This project documents and analyzes six months of my personal web browsing history, treating digital behavior as a form of observable record. As daily life increasingly unfolds online, these traces begin to form a parallel layer of lived experience.
By translating browser data into physical formats, the project explores how patterns of access, frequency, and topic can construct a portrait of behavior over time.
Design
The visual system uses indexing, repetition, and categorization to transform personal data into a structured publication series across 72 unique topics.
All publications were generated using HTML, CSS, and Paged.js, using the browser as both design and printing tool.
Outcome
- Three printed volumes (including two 500-page index books and one data visualization book)
- A poster and supporting visualizations translating select data into public-facing formats
- A web-based project,
Have You Been Stalked By Katelyn Lee?,
extending the dataset into an interactive experience
Context
Role
Designer & Developer
Duration
8 months
Skills
HTML, CSS, Paged.js, p5.js, InDesign, Photoshop, Bookbinding
Collaborators
Elaine Lopez (Thesis Advisor)
Annotation
Each entry was manually categorized using a custom topic key, building a structured system through iterative tagging.
Data Collection
24,740 browser history entries were exported and compiled over six months.
Visualization
The third publication translates data into visual forms, contextualizing and humanizing patterns as moments of lived experience and relatability.
Covers
Each volume’s cover functions as a data visualization of its contents, translating the indexed material into a surface-level graphic. The exterior reflects the structure within, allowing the system to be read before the book is opened.
Reflection
The process of working with this dataset was overwhelming in scale, revealing volumes of activity I didn’t fully remember.
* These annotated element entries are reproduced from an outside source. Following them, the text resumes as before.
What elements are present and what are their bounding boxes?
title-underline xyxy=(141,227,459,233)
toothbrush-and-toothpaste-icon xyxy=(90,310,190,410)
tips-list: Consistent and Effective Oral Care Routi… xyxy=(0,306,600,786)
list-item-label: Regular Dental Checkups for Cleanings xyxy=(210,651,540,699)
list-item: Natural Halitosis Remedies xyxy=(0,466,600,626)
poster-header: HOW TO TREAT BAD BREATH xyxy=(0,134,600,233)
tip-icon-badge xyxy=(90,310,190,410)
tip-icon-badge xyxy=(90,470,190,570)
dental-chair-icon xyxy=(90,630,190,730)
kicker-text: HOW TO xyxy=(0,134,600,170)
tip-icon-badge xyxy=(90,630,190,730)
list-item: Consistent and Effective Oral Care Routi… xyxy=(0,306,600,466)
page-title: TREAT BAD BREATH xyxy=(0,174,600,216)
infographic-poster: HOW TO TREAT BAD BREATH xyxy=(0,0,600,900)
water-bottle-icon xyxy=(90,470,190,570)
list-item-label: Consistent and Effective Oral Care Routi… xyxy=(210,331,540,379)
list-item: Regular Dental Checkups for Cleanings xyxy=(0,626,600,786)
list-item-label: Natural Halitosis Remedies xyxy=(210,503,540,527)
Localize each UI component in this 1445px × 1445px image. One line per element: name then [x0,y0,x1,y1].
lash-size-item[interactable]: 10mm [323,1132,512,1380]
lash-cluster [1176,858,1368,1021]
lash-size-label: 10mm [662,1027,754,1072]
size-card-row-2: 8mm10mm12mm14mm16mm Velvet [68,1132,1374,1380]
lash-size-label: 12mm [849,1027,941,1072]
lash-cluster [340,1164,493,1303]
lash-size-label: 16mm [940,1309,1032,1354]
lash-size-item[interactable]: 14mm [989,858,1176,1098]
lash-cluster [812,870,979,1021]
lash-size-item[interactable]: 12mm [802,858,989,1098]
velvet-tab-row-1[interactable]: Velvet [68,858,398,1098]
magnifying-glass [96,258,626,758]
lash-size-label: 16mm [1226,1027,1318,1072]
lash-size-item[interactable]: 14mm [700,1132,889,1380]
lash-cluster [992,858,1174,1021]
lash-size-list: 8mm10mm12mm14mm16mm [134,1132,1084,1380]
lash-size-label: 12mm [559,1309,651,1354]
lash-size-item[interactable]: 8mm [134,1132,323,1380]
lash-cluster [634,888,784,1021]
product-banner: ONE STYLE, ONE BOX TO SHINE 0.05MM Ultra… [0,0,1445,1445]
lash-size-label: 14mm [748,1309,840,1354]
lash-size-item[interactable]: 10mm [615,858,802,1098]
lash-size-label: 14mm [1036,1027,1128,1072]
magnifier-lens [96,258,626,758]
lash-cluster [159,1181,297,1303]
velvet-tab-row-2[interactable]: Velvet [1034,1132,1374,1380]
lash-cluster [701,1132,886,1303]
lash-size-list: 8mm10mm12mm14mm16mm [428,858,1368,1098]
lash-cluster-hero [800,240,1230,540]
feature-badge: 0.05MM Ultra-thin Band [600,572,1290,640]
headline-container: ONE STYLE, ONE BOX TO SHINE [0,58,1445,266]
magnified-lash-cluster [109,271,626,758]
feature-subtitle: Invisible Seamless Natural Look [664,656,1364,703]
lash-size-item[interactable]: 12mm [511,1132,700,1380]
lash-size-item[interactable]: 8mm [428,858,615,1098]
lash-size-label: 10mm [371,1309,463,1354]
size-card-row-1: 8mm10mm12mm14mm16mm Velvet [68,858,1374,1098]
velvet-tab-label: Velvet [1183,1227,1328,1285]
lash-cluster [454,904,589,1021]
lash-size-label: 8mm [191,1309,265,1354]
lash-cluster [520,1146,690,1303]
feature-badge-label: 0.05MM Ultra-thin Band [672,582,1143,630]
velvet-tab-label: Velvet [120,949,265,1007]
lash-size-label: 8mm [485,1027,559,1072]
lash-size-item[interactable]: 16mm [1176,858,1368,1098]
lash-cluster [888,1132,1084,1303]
It felt like accessing an offloaded drive of my memories—an incomplete but detailed record of behavior.
Beyond documentation, the project suggests that our digital traces do indeed construct versions of identity that are flattened, partial, and open to interpretation.
Rather than offering answers, it invites reflection on what is recorded, how it is categorized, and how we are ultimately perceived through data we don’t fully control.